Q: I’m a serious planner (stage management is part of my professional life) and my current job gives me a lot of downtime to dream things up.
My pie-in-the-sky dream wedding looks something like this: church ceremony, small(ish) dinner with close family and friends, followed by drinks/dessert and giant dance party with everyone we know. Is there a way to make that happen that won’t make people feel left out? Can I invite people only to the ceremony and reception? Are we obligated to entertain guests straight through from ceremony on? I don’t think I’m that entertaining!
A: Dear Anna,
You wouldn’t believe how many questions I get about having two receptions. Seriously.
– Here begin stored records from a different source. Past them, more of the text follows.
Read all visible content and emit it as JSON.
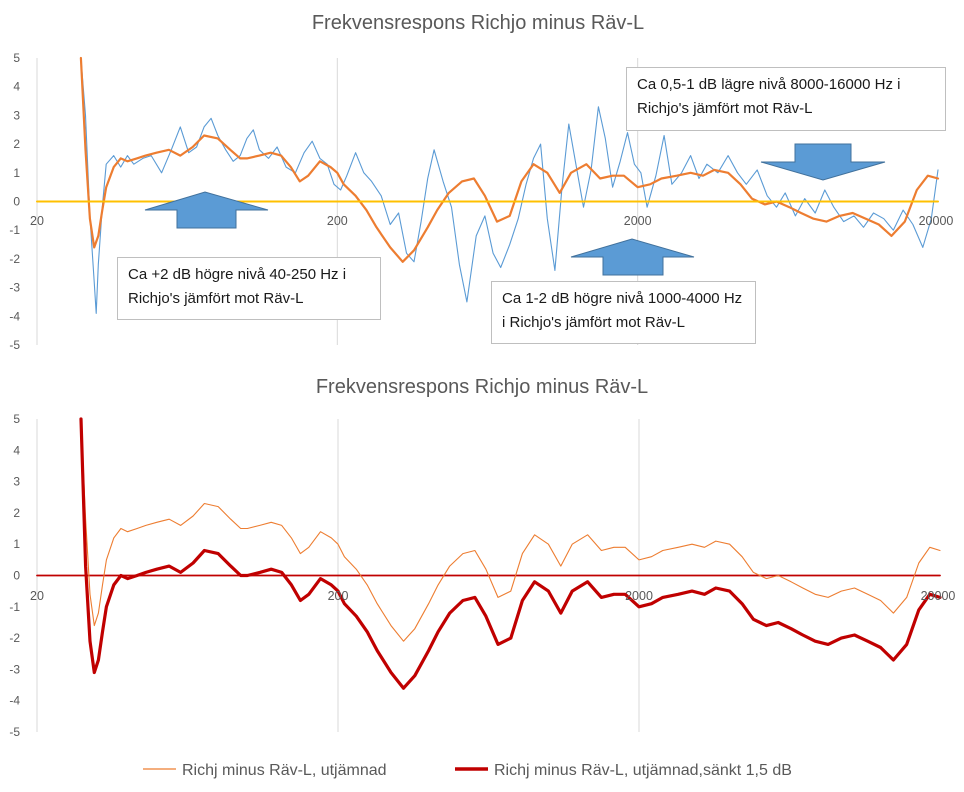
{
  "colors": {
    "raw_line": "#5b9bd5",
    "smooth_line": "#ed7d31",
    "zero_line": "#ffc000",
    "lowered_line": "#c00000",
    "zero_line_bottom": "#c00000",
    "arrow_fill": "#5b9bd5",
    "arrow_stroke": "#41719c"
  },
  "annotations": {
    "top_right": "Ca 0,5-1 dB lägre nivå 8000-16000 Hz i Richjo's jämfört mot Räv-L",
    "left": "Ca +2 dB högre nivå 40-250 Hz i Richjo's jämfört mot Räv-L",
    "middle": "Ca 1-2 dB högre nivå 1000-4000 Hz i Richjo's jämfört mot Räv-L"
  },
  "chart_data": [
    {
      "type": "line",
      "title": "Frekvensrespons Richjo minus Räv-L",
      "xscale": "log",
      "xlim": [
        20,
        20000
      ],
      "ylim": [
        -5,
        5
      ],
      "x_ticks": [
        "20",
        "200",
        "2000",
        "20000"
      ],
      "y_ticks": [
        "5",
        "4",
        "3",
        "2",
        "1",
        "0",
        "-1",
        "-2",
        "-3",
        "-4",
        "-5"
      ],
      "legend": "none",
      "series": [
        {
          "x": [
            28,
            29,
            30,
            31,
            32,
            33,
            34,
            36,
            38,
            40,
            43,
            46,
            50,
            55,
            60,
            66,
            72,
            80,
            88,
            95,
            100,
            110,
            120,
            130,
            140,
            150,
            160,
            175,
            190,
            200,
            210,
            230,
            250,
            270,
            300,
            330,
            360,
            400,
            430,
            470,
            520,
            570,
            620,
            680,
            750,
            820,
            900,
            1000,
            1100,
            1200,
            1350,
            1500,
            1650,
            1800,
            2000,
            2200,
            2400,
            2700,
            3000,
            3300,
            3600,
            4000,
            4400,
            4800,
            5300,
            5800,
            6400,
            7000,
            7700,
            8500,
            9400,
            10400,
            11500,
            12700,
            14000,
            15500,
            17000,
            18500,
            20000
          ],
          "y": [
            5.0,
            1.8,
            -0.6,
            -1.6,
            -1.2,
            -0.3,
            0.5,
            1.2,
            1.5,
            1.4,
            1.5,
            1.6,
            1.7,
            1.8,
            1.6,
            1.9,
            2.3,
            2.2,
            1.8,
            1.5,
            1.5,
            1.6,
            1.7,
            1.6,
            1.2,
            0.7,
            0.9,
            1.4,
            1.2,
            1.0,
            0.6,
            0.2,
            -0.3,
            -0.9,
            -1.6,
            -2.1,
            -1.7,
            -0.9,
            -0.3,
            0.3,
            0.7,
            0.8,
            0.2,
            -0.7,
            -0.5,
            0.7,
            1.3,
            1.0,
            0.3,
            1.0,
            1.3,
            0.8,
            0.9,
            0.9,
            0.5,
            0.6,
            0.8,
            0.9,
            1.0,
            0.9,
            1.1,
            1.0,
            0.6,
            0.1,
            -0.1,
            0.0,
            -0.2,
            -0.4,
            -0.6,
            -0.7,
            -0.5,
            -0.4,
            -0.6,
            -0.8,
            -1.2,
            -0.7,
            0.4,
            0.9,
            0.8
          ]
        },
        {
          "x": [
            28,
            29,
            30,
            31,
            31.5,
            32,
            33,
            34,
            36,
            38,
            40,
            42,
            45,
            48,
            52,
            56,
            60,
            64,
            68,
            72,
            76,
            80,
            85,
            90,
            95,
            100,
            105,
            110,
            118,
            126,
            135,
            145,
            155,
            165,
            175,
            185,
            195,
            205,
            215,
            230,
            245,
            260,
            280,
            300,
            320,
            340,
            360,
            380,
            400,
            420,
            450,
            480,
            510,
            540,
            580,
            620,
            660,
            700,
            750,
            800,
            850,
            900,
            950,
            1000,
            1060,
            1120,
            1180,
            1250,
            1320,
            1400,
            1480,
            1560,
            1650,
            1750,
            1850,
            1950,
            2050,
            2150,
            2300,
            2450,
            2600,
            2800,
            3000,
            3200,
            3400,
            3700,
            4000,
            4300,
            4600,
            5000,
            5400,
            5800,
            6200,
            6700,
            7200,
            7800,
            8400,
            9000,
            9700,
            10500,
            11300,
            12200,
            13200,
            14200,
            15300,
            16500,
            17800,
            19000,
            20000
          ],
          "y": [
            5.0,
            3.0,
            -0.5,
            -2.8,
            -3.9,
            -2.2,
            -0.2,
            1.3,
            1.6,
            1.2,
            1.6,
            1.3,
            1.5,
            1.6,
            1.0,
            1.8,
            2.6,
            1.7,
            1.9,
            2.6,
            2.9,
            2.3,
            1.8,
            1.4,
            1.6,
            2.2,
            2.5,
            1.8,
            1.5,
            1.9,
            1.2,
            1.0,
            1.7,
            2.1,
            1.5,
            1.3,
            0.6,
            0.4,
            0.9,
            1.7,
            1.0,
            0.7,
            0.2,
            -0.8,
            -0.4,
            -1.8,
            -2.1,
            -0.7,
            0.8,
            1.8,
            0.7,
            -0.2,
            -2.2,
            -3.5,
            -1.2,
            -0.5,
            -1.8,
            -2.3,
            -1.5,
            -0.6,
            0.6,
            1.5,
            2.0,
            -0.6,
            -2.4,
            0.5,
            2.7,
            1.2,
            -0.2,
            1.1,
            3.3,
            2.2,
            0.5,
            1.4,
            2.4,
            1.3,
            1.0,
            -0.2,
            0.9,
            2.3,
            0.6,
            1.0,
            1.6,
            0.8,
            1.3,
            1.0,
            1.6,
            1.0,
            0.6,
            1.1,
            0.2,
            -0.2,
            0.3,
            -0.5,
            0.1,
            -0.4,
            0.4,
            -0.2,
            -0.7,
            -0.5,
            -0.9,
            -0.4,
            -0.6,
            -1.0,
            -0.3,
            -0.8,
            -1.6,
            -0.6,
            1.1
          ]
        },
        {
          "x": [
            20,
            20000
          ],
          "y": [
            0,
            0
          ]
        }
      ]
    },
    {
      "type": "line",
      "title": "Frekvensrespons Richjo minus Räv-L",
      "xscale": "log",
      "xlim": [
        20,
        20000
      ],
      "ylim": [
        -5,
        5
      ],
      "x_ticks": [
        "20",
        "200",
        "2000",
        "20000"
      ],
      "y_ticks": [
        "5",
        "4",
        "3",
        "2",
        "1",
        "0",
        "-1",
        "-2",
        "-3",
        "-4",
        "-5"
      ],
      "legend": "bottom",
      "series": [
        {
          "name": "Richj minus Räv-L, utjämnad",
          "x": [
            28,
            29,
            30,
            31,
            32,
            33,
            34,
            36,
            38,
            40,
            43,
            46,
            50,
            55,
            60,
            66,
            72,
            80,
            88,
            95,
            100,
            110,
            120,
            130,
            140,
            150,
            160,
            175,
            190,
            200,
            210,
            230,
            250,
            270,
            300,
            330,
            360,
            400,
            430,
            470,
            520,
            570,
            620,
            680,
            750,
            820,
            900,
            1000,
            1100,
            1200,
            1350,
            1500,
            1650,
            1800,
            2000,
            2200,
            2400,
            2700,
            3000,
            3300,
            3600,
            4000,
            4400,
            4800,
            5300,
            5800,
            6400,
            7000,
            7700,
            8500,
            9400,
            10400,
            11500,
            12700,
            14000,
            15500,
            17000,
            18500,
            20000
          ],
          "y": [
            5.0,
            1.8,
            -0.6,
            -1.6,
            -1.2,
            -0.3,
            0.5,
            1.2,
            1.5,
            1.4,
            1.5,
            1.6,
            1.7,
            1.8,
            1.6,
            1.9,
            2.3,
            2.2,
            1.8,
            1.5,
            1.5,
            1.6,
            1.7,
            1.6,
            1.2,
            0.7,
            0.9,
            1.4,
            1.2,
            1.0,
            0.6,
            0.2,
            -0.3,
            -0.9,
            -1.6,
            -2.1,
            -1.7,
            -0.9,
            -0.3,
            0.3,
            0.7,
            0.8,
            0.2,
            -0.7,
            -0.5,
            0.7,
            1.3,
            1.0,
            0.3,
            1.0,
            1.3,
            0.8,
            0.9,
            0.9,
            0.5,
            0.6,
            0.8,
            0.9,
            1.0,
            0.9,
            1.1,
            1.0,
            0.6,
            0.1,
            -0.1,
            0.0,
            -0.2,
            -0.4,
            -0.6,
            -0.7,
            -0.5,
            -0.4,
            -0.6,
            -0.8,
            -1.2,
            -0.7,
            0.4,
            0.9,
            0.8
          ]
        },
        {
          "name": "Richj minus Räv-L, utjämnad,sänkt 1,5 dB",
          "x": [
            28,
            29,
            30,
            31,
            32,
            33,
            34,
            36,
            38,
            40,
            43,
            46,
            50,
            55,
            60,
            66,
            72,
            80,
            88,
            95,
            100,
            110,
            120,
            130,
            140,
            150,
            160,
            175,
            190,
            200,
            210,
            230,
            250,
            270,
            300,
            330,
            360,
            400,
            430,
            470,
            520,
            570,
            620,
            680,
            750,
            820,
            900,
            1000,
            1100,
            1200,
            1350,
            1500,
            1650,
            1800,
            2000,
            2200,
            2400,
            2700,
            3000,
            3300,
            3600,
            4000,
            4400,
            4800,
            5300,
            5800,
            6400,
            7000,
            7700,
            8500,
            9400,
            10400,
            11500,
            12700,
            14000,
            15500,
            17000,
            18500,
            20000
          ],
          "y": [
            5.0,
            0.3,
            -2.1,
            -3.1,
            -2.7,
            -1.8,
            -1.0,
            -0.3,
            0.0,
            -0.1,
            0.0,
            0.1,
            0.2,
            0.3,
            0.1,
            0.4,
            0.8,
            0.7,
            0.3,
            0.0,
            0.0,
            0.1,
            0.2,
            0.1,
            -0.3,
            -0.8,
            -0.6,
            -0.1,
            -0.3,
            -0.5,
            -0.9,
            -1.3,
            -1.8,
            -2.4,
            -3.1,
            -3.6,
            -3.2,
            -2.4,
            -1.8,
            -1.2,
            -0.8,
            -0.7,
            -1.3,
            -2.2,
            -2.0,
            -0.8,
            -0.2,
            -0.5,
            -1.2,
            -0.5,
            -0.2,
            -0.7,
            -0.6,
            -0.6,
            -1.0,
            -0.9,
            -0.7,
            -0.6,
            -0.5,
            -0.6,
            -0.4,
            -0.5,
            -0.9,
            -1.4,
            -1.6,
            -1.5,
            -1.7,
            -1.9,
            -2.1,
            -2.2,
            -2.0,
            -1.9,
            -2.1,
            -2.3,
            -2.7,
            -2.2,
            -1.1,
            -0.6,
            -0.7
          ]
        },
        {
          "x": [
            20,
            20000
          ],
          "y": [
            0,
            0
          ]
        }
      ]
    }
  ]
}
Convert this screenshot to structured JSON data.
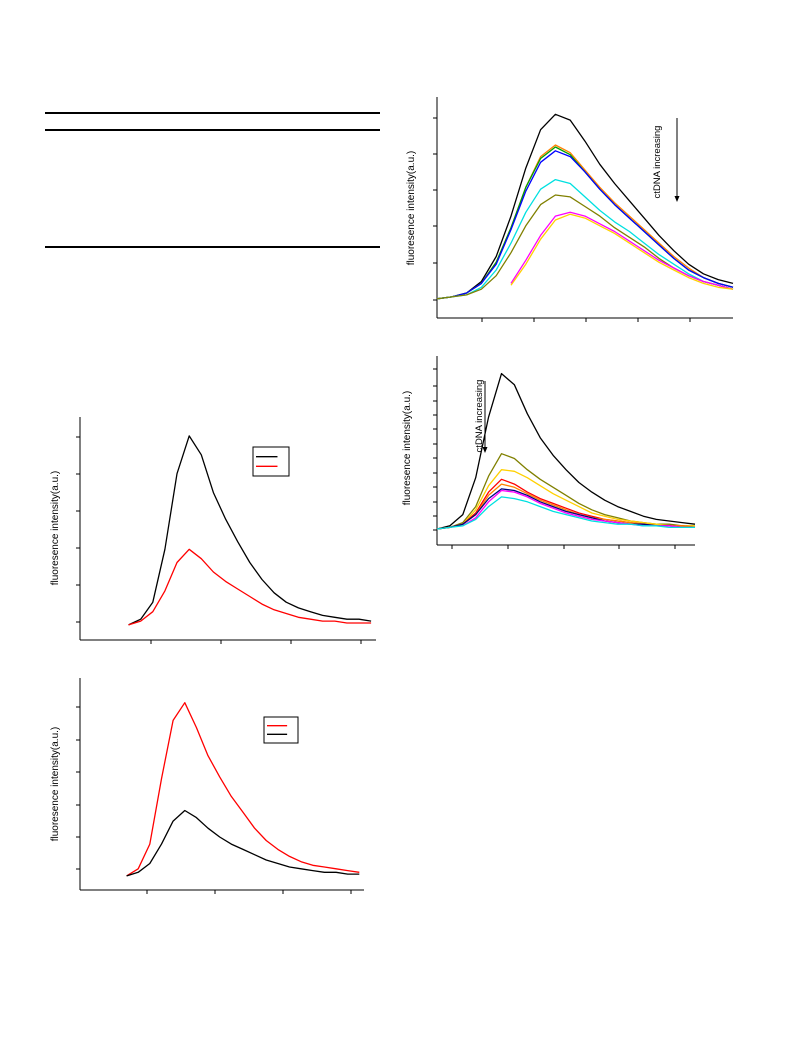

And I really love the idea of finding a way to connect with your closest friends and family, and also celebrating your face off with everyone you’ve ever met.
But the logistics of this can get… complicated. By which I mean: you can’t keep guests waiting around while you go have a fancy dinner without them. It’s not about you being so interesting that folks will want to spend the full day engrossed in you. It’s about the logistics of getting fancied up for an hour-long wedding reception, and then needing to kill a few hours waiting around for the next phase of the party (all while knowing fun is being had without you). That’s really inconvenient—to out-of-town guests especially, but also to anyone at all who wants to take off her bra and collapse without the dread of putting it back on in two hours. Then, by default, you’re really absorbing someone’s entire day.
Plus, as you fear, it could make people feel left out. Not everyone should be invited to every wedding event. But that gap in between “ceremony I’m invited to” and “party I’m invited to” really emphasizes the “I’m not invited to this part” of it. Which, yeah, can hurt.
So if you want to do this two-reception deal, don’t keep people waiting around. Have the most inclusive part right after the ceremony. Pick a good time of day for a drink and a snack, or cake and punch, or whatever you’re offering at this big party, and have the reception that everyone is invited to then. If you still want to have an intimate dinner, plan that around everything else—not the other way around.